Sur le front diplomatique, la présidente Claudia Sheinbaum a reconnu lundi que l'assistance à la cérémonie d'inauguration sera faible parmi les dirigeants mondiaux. Elle a décrit le nombre attendu de chefs d'État comme « limité », attribuant les absences aux obligations nationales dans leurs pays respectifs plutôt qu'à un affront délibéré. Sheinbaum a également laissé ouverte la possibilité d'une rencontre bilatérale avec le roi Felipe VI d'Espagne, qui se rend au Mexique en lien avec la Coupe — une ouverture diplomatique notable compte tenu de la relation historiquement compliquée entre les deux nations.
La Jornada, dont la couverture penche vers les dimensions politiques et sociales, a mis en avant les observations de Sheinbaum sur la faible présence des VIP et la possible audience royale comme l'histoire centrale de la semaine précédant le tournoi. Les médias orientés vers les affaires El Financiero et Expansión, en contraste, se sont concentrés sur les implications pratiques et économiques pour les institutions et le commerce mexicains.
Expansión a consacré une couverture détaillée à une question pressante pour les bars, restaurants et autres entreprises : le coût légal et financier de la diffusion du tournoi sans la licence commerciale appropriée. Le média a rapporté que la diffusion publique sans licence pourrait exposer les propriétaires d'entreprises à des amendes dépassant le demi-million de pesos, tout en notant que l'autorité mexicaine de la propriété intellectuelle, l'IMPI, manque de capacité pour surveiller tous les lieux du pays — une lacune que les experts juridiques disent créer un paysage d'application inégale.
La divergence de couverture reflète des tensions plus larges que le tournoi a mises en évidence : pour la presse de gauche, la Coupe du monde est une scène pour la diplomatie et la politique sociale ; pour la presse commerciale, c'est principalement un événement commercial avec des conséquences réglementaires et financières réelles pour les petites et moyennes entreprises.

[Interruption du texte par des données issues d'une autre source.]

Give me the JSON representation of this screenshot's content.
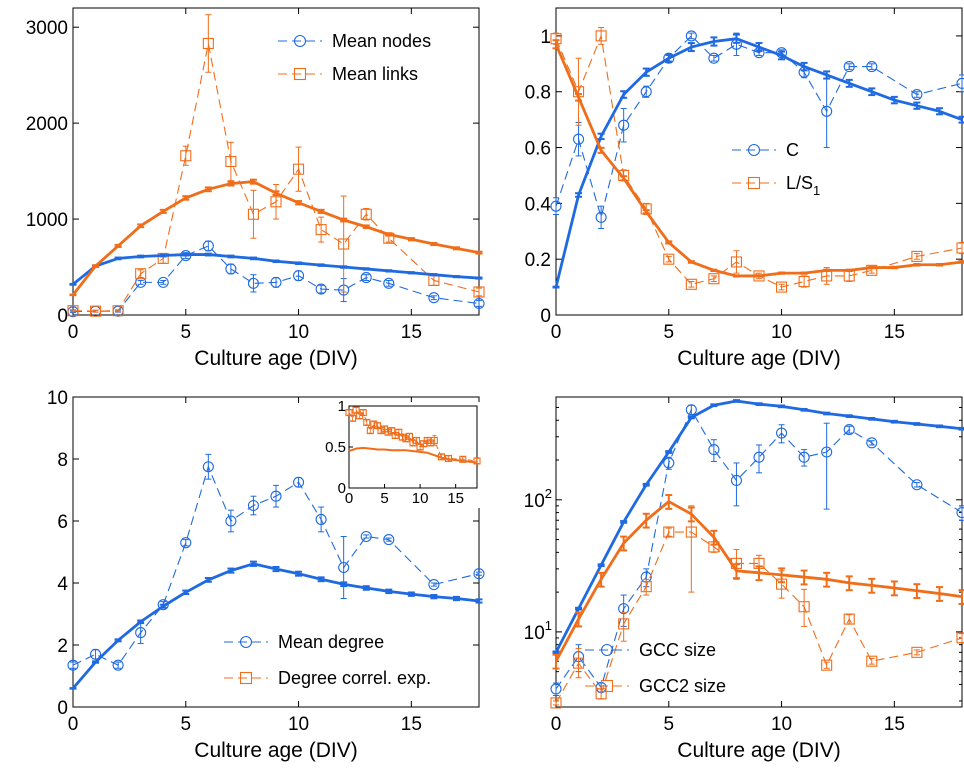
{
  "colors": {
    "blue": "#1f6ae0",
    "orange": "#f06d1a"
  },
  "chart_data": [
    {
      "type": "line",
      "xlabel": "Culture age (DIV)",
      "ylabel": "",
      "xlim": [
        0,
        18
      ],
      "ylim": [
        0,
        3200
      ],
      "yscale": "linear",
      "xticks": [
        0,
        5,
        10,
        15
      ],
      "yticks": [
        0,
        1000,
        2000,
        3000
      ],
      "grid": false,
      "legend_position": "top-right",
      "legend": [
        {
          "label": "Mean nodes",
          "color": "#1f6ae0",
          "marker": "circle"
        },
        {
          "label": "Mean links",
          "color": "#f06d1a",
          "marker": "square"
        }
      ],
      "series": [
        {
          "name": "Mean nodes",
          "color": "#1f6ae0",
          "marker": "circle",
          "style": "dashed",
          "x": [
            0,
            1,
            2,
            3,
            4,
            5,
            6,
            7,
            8,
            9,
            10,
            11,
            12,
            13,
            14,
            16,
            18
          ],
          "y": [
            35,
            40,
            40,
            340,
            340,
            620,
            720,
            480,
            330,
            340,
            410,
            270,
            260,
            390,
            330,
            180,
            120
          ],
          "err": [
            10,
            10,
            10,
            20,
            20,
            30,
            50,
            50,
            90,
            50,
            50,
            40,
            120,
            30,
            30,
            20,
            30
          ]
        },
        {
          "name": "Mean links",
          "color": "#f06d1a",
          "marker": "square",
          "style": "dashed",
          "x": [
            0,
            1,
            2,
            3,
            4,
            5,
            6,
            7,
            8,
            9,
            10,
            11,
            12,
            13,
            14,
            16,
            18
          ],
          "y": [
            45,
            40,
            45,
            430,
            590,
            1660,
            2830,
            1600,
            1050,
            1180,
            1520,
            890,
            740,
            1050,
            800,
            360,
            240
          ],
          "err": [
            10,
            10,
            10,
            40,
            50,
            100,
            300,
            200,
            250,
            180,
            230,
            130,
            500,
            60,
            40,
            50,
            40
          ]
        },
        {
          "style": "solid",
          "color": "#1f6ae0",
          "x": [
            0,
            1,
            2,
            3,
            4,
            5,
            6,
            7,
            8,
            9,
            10,
            11,
            12,
            13,
            14,
            15,
            16,
            17,
            18
          ],
          "y": [
            320,
            510,
            590,
            610,
            620,
            630,
            630,
            610,
            590,
            560,
            540,
            520,
            500,
            480,
            460,
            440,
            420,
            400,
            385
          ]
        },
        {
          "style": "solid",
          "color": "#f06d1a",
          "x": [
            0,
            1,
            2,
            3,
            4,
            5,
            6,
            7,
            8,
            9,
            10,
            11,
            12,
            13,
            14,
            15,
            16,
            17,
            18
          ],
          "y": [
            210,
            510,
            720,
            930,
            1080,
            1220,
            1310,
            1370,
            1390,
            1270,
            1170,
            1080,
            990,
            920,
            840,
            790,
            740,
            695,
            650
          ]
        }
      ]
    },
    {
      "type": "line",
      "xlabel": "Culture age (DIV)",
      "ylabel": "",
      "xlim": [
        0,
        18
      ],
      "ylim": [
        0,
        1.1
      ],
      "yscale": "linear",
      "xticks": [
        0,
        5,
        10,
        15
      ],
      "yticks": [
        0,
        0.2,
        0.4,
        0.6,
        0.8,
        1
      ],
      "grid": false,
      "legend_position": "center-right",
      "legend": [
        {
          "label": "C",
          "color": "#1f6ae0",
          "marker": "circle"
        },
        {
          "label": "L/S",
          "sub": "1",
          "color": "#f06d1a",
          "marker": "square"
        }
      ],
      "series": [
        {
          "name": "C",
          "color": "#1f6ae0",
          "marker": "circle",
          "style": "dashed",
          "x": [
            0,
            1,
            2,
            3,
            4,
            5,
            6,
            7,
            8,
            9,
            10,
            11,
            12,
            13,
            14,
            16,
            18
          ],
          "y": [
            0.39,
            0.63,
            0.35,
            0.68,
            0.8,
            0.92,
            1.0,
            0.92,
            0.97,
            0.94,
            0.94,
            0.87,
            0.73,
            0.89,
            0.89,
            0.79,
            0.83
          ],
          "err": [
            0.03,
            0.06,
            0.04,
            0.06,
            0.02,
            0.01,
            0.01,
            0.01,
            0.04,
            0.01,
            0.01,
            0.02,
            0.13,
            0.01,
            0.01,
            0.01,
            0.03
          ]
        },
        {
          "name": "L/S1",
          "color": "#f06d1a",
          "marker": "square",
          "style": "dashed",
          "x": [
            0,
            1,
            2,
            3,
            4,
            5,
            6,
            7,
            8,
            9,
            10,
            11,
            12,
            13,
            14,
            16,
            18
          ],
          "y": [
            0.99,
            0.8,
            1.0,
            0.5,
            0.38,
            0.2,
            0.11,
            0.13,
            0.19,
            0.14,
            0.1,
            0.12,
            0.14,
            0.14,
            0.16,
            0.21,
            0.24
          ],
          "err": [
            0.02,
            0.12,
            0.03,
            0.02,
            0.02,
            0.01,
            0.01,
            0.01,
            0.04,
            0.01,
            0.01,
            0.02,
            0.03,
            0.02,
            0.01,
            0.01,
            0.02
          ]
        },
        {
          "style": "solid",
          "color": "#1f6ae0",
          "x": [
            0,
            1,
            2,
            3,
            4,
            5,
            6,
            7,
            8,
            9,
            10,
            11,
            12,
            13,
            14,
            15,
            16,
            17,
            18
          ],
          "y": [
            0.1,
            0.43,
            0.64,
            0.79,
            0.87,
            0.92,
            0.96,
            0.98,
            0.99,
            0.96,
            0.93,
            0.89,
            0.86,
            0.83,
            0.8,
            0.77,
            0.75,
            0.73,
            0.7
          ]
        },
        {
          "style": "solid",
          "color": "#f06d1a",
          "x": [
            0,
            1,
            2,
            3,
            4,
            5,
            6,
            7,
            8,
            9,
            10,
            11,
            12,
            13,
            14,
            15,
            16,
            17,
            18
          ],
          "y": [
            0.97,
            0.78,
            0.59,
            0.49,
            0.37,
            0.26,
            0.19,
            0.16,
            0.14,
            0.14,
            0.15,
            0.15,
            0.16,
            0.16,
            0.17,
            0.17,
            0.18,
            0.18,
            0.19
          ]
        }
      ]
    },
    {
      "type": "line",
      "xlabel": "Culture age (DIV)",
      "ylabel": "",
      "xlim": [
        0,
        18
      ],
      "ylim": [
        0,
        10
      ],
      "yscale": "linear",
      "xticks": [
        0,
        5,
        10,
        15
      ],
      "yticks": [
        0,
        2,
        4,
        6,
        8,
        10
      ],
      "grid": false,
      "legend_position": "bottom-right",
      "legend": [
        {
          "label": "Mean degree",
          "color": "#1f6ae0",
          "marker": "circle"
        },
        {
          "label": "Degree correl. exp.",
          "color": "#f06d1a",
          "marker": "square"
        }
      ],
      "series": [
        {
          "name": "Mean degree",
          "color": "#1f6ae0",
          "marker": "circle",
          "style": "dashed",
          "x": [
            0,
            1,
            2,
            3,
            4,
            5,
            6,
            7,
            8,
            9,
            10,
            11,
            12,
            13,
            14,
            16,
            18
          ],
          "y": [
            1.35,
            1.7,
            1.35,
            2.4,
            3.3,
            5.3,
            7.75,
            6.0,
            6.5,
            6.8,
            7.25,
            6.05,
            4.5,
            5.5,
            5.4,
            3.95,
            4.3
          ],
          "err": [
            0.1,
            0.15,
            0.1,
            0.35,
            0.1,
            0.1,
            0.4,
            0.35,
            0.3,
            0.35,
            0.15,
            0.4,
            1.0,
            0.05,
            0.05,
            0.05,
            0.05
          ]
        },
        {
          "style": "solid",
          "color": "#1f6ae0",
          "x": [
            0,
            1,
            2,
            3,
            4,
            5,
            6,
            7,
            8,
            9,
            10,
            11,
            12,
            13,
            14,
            15,
            16,
            17,
            18
          ],
          "y": [
            0.6,
            1.45,
            2.15,
            2.75,
            3.25,
            3.7,
            4.1,
            4.4,
            4.62,
            4.45,
            4.3,
            4.12,
            3.96,
            3.84,
            3.73,
            3.64,
            3.56,
            3.5,
            3.42
          ]
        }
      ],
      "inset": {
        "xlim": [
          0,
          18
        ],
        "ylim": [
          0,
          1
        ],
        "xticks": [
          0,
          5,
          10,
          15
        ],
        "yticks": [
          0,
          0.5,
          1
        ],
        "series": [
          {
            "name": "Degree correl. exp.",
            "color": "#f06d1a",
            "marker": "square",
            "style": "dashed",
            "x": [
              0,
              0.5,
              1,
              1.5,
              2,
              2.5,
              3,
              3.5,
              4,
              4.5,
              5,
              5.5,
              6,
              6.5,
              7,
              7.5,
              8,
              8.5,
              9,
              9.5,
              10,
              10.5,
              11,
              11.5,
              12,
              13,
              14,
              16,
              18
            ],
            "y": [
              0.92,
              0.85,
              0.95,
              0.88,
              0.92,
              0.8,
              0.7,
              0.78,
              0.76,
              0.7,
              0.72,
              0.68,
              0.7,
              0.64,
              0.68,
              0.62,
              0.6,
              0.63,
              0.55,
              0.58,
              0.5,
              0.54,
              0.58,
              0.55,
              0.58,
              0.38,
              0.36,
              0.35,
              0.33
            ],
            "err": [
              0.03,
              0.03,
              0.03,
              0.03,
              0.03,
              0.03,
              0.03,
              0.03,
              0.03,
              0.03,
              0.03,
              0.03,
              0.03,
              0.03,
              0.03,
              0.03,
              0.03,
              0.03,
              0.03,
              0.03,
              0.03,
              0.03,
              0.03,
              0.03,
              0.06,
              0.03,
              0.03,
              0.03,
              0.03
            ]
          },
          {
            "style": "solid",
            "color": "#f06d1a",
            "x": [
              0,
              1,
              2,
              3,
              4,
              5,
              6,
              7,
              8,
              9,
              10,
              11,
              12,
              13,
              14,
              15,
              16,
              17,
              18
            ],
            "y": [
              0.45,
              0.48,
              0.49,
              0.48,
              0.47,
              0.47,
              0.46,
              0.46,
              0.46,
              0.45,
              0.44,
              0.43,
              0.4,
              0.37,
              0.35,
              0.34,
              0.33,
              0.32,
              0.31
            ]
          }
        ]
      }
    },
    {
      "type": "line",
      "xlabel": "Culture age (DIV)",
      "ylabel": "",
      "xlim": [
        0,
        18
      ],
      "ylim": [
        2.7,
        600
      ],
      "yscale": "log",
      "xticks": [
        0,
        5,
        10,
        15
      ],
      "yticks": [
        10,
        100
      ],
      "ytick_labels": [
        {
          "base": "10",
          "exp": "1"
        },
        {
          "base": "10",
          "exp": "2"
        }
      ],
      "grid": false,
      "legend_position": "bottom-center",
      "legend": [
        {
          "label": "GCC size",
          "color": "#1f6ae0",
          "marker": "circle"
        },
        {
          "label": "GCC2 size",
          "color": "#f06d1a",
          "marker": "square"
        }
      ],
      "series": [
        {
          "name": "GCC size",
          "color": "#1f6ae0",
          "marker": "circle",
          "style": "dashed",
          "x": [
            0,
            1,
            2,
            3,
            4,
            5,
            6,
            7,
            8,
            9,
            10,
            11,
            12,
            13,
            14,
            16,
            18
          ],
          "y": [
            3.7,
            6.5,
            3.8,
            15,
            26,
            190,
            480,
            240,
            140,
            210,
            320,
            210,
            230,
            340,
            270,
            130,
            80
          ],
          "err_lo": [
            3.3,
            5.0,
            3.5,
            11,
            22,
            170,
            440,
            195,
            90,
            160,
            270,
            180,
            85,
            320,
            260,
            125,
            70
          ],
          "err_hi": [
            4.1,
            8.0,
            4.1,
            19,
            30,
            210,
            520,
            285,
            190,
            260,
            370,
            240,
            380,
            360,
            280,
            135,
            90
          ]
        },
        {
          "name": "GCC2 size",
          "color": "#f06d1a",
          "marker": "square",
          "style": "dashed",
          "x": [
            0,
            1,
            2,
            3,
            4,
            5,
            6,
            7,
            8,
            9,
            10,
            11,
            12,
            13,
            14,
            16,
            18
          ],
          "y": [
            2.9,
            5.8,
            3.4,
            11.5,
            22,
            57,
            57,
            44,
            33,
            33,
            23,
            15.5,
            5.6,
            12.5,
            6.0,
            7.0,
            9.0
          ],
          "err_lo": [
            2.8,
            4.5,
            3.1,
            8.5,
            19,
            53,
            20,
            40,
            25,
            28,
            18,
            11,
            5.3,
            11.5,
            5.7,
            6.7,
            8.3
          ],
          "err_hi": [
            3.0,
            7.5,
            3.7,
            14,
            25,
            61,
            90,
            48,
            42,
            38,
            29,
            21,
            5.9,
            13.5,
            6.3,
            7.3,
            9.7
          ]
        },
        {
          "style": "solid",
          "color": "#1f6ae0",
          "x": [
            0,
            1,
            2,
            3,
            4,
            5,
            6,
            7,
            8,
            9,
            10,
            11,
            12,
            13,
            14,
            15,
            16,
            17,
            18
          ],
          "y": [
            7,
            15,
            32,
            68,
            130,
            230,
            420,
            520,
            560,
            530,
            510,
            480,
            450,
            430,
            410,
            390,
            375,
            360,
            345
          ]
        },
        {
          "style": "solid",
          "color": "#f06d1a",
          "x": [
            0,
            1,
            2,
            3,
            4,
            5,
            6,
            7,
            8,
            9,
            10,
            11,
            12,
            13,
            14,
            15,
            16,
            17,
            18
          ],
          "y": [
            6,
            12.5,
            25,
            47,
            70,
            97,
            78,
            52,
            29,
            28,
            27,
            26,
            25,
            23.5,
            22.5,
            21.5,
            20.5,
            19.5,
            18.5
          ],
          "err_band": 0.12
        }
      ]
    }
  ]
}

Le Mexique a été co-hôte de la Coupe du monde en dernier lieu en 1986 et a longtemps traité les participations de l'équipe nationale au tournoi comme des quasi-jours fériés publics. L'édition 2026 est la première à s'étendre à 48 équipes, réparties sur 16 villes hôtes dans trois pays, le Stade Aztèque de Mexico City servant de centre symbolique.
Il reste à savoir quels chefs d'État étrangers seront finalement présents à la cérémonie d'ouverture jeudi, et si Sheinbaum et le roi Felipe VI tiendront une réunion formelle. L'application des règles de licence de diffusion au cours de la première semaine du tournoi sera également étroitement observée comme un test pour savoir si l'IMPI peut traduire ses avertissements en mesures de conformité significatives.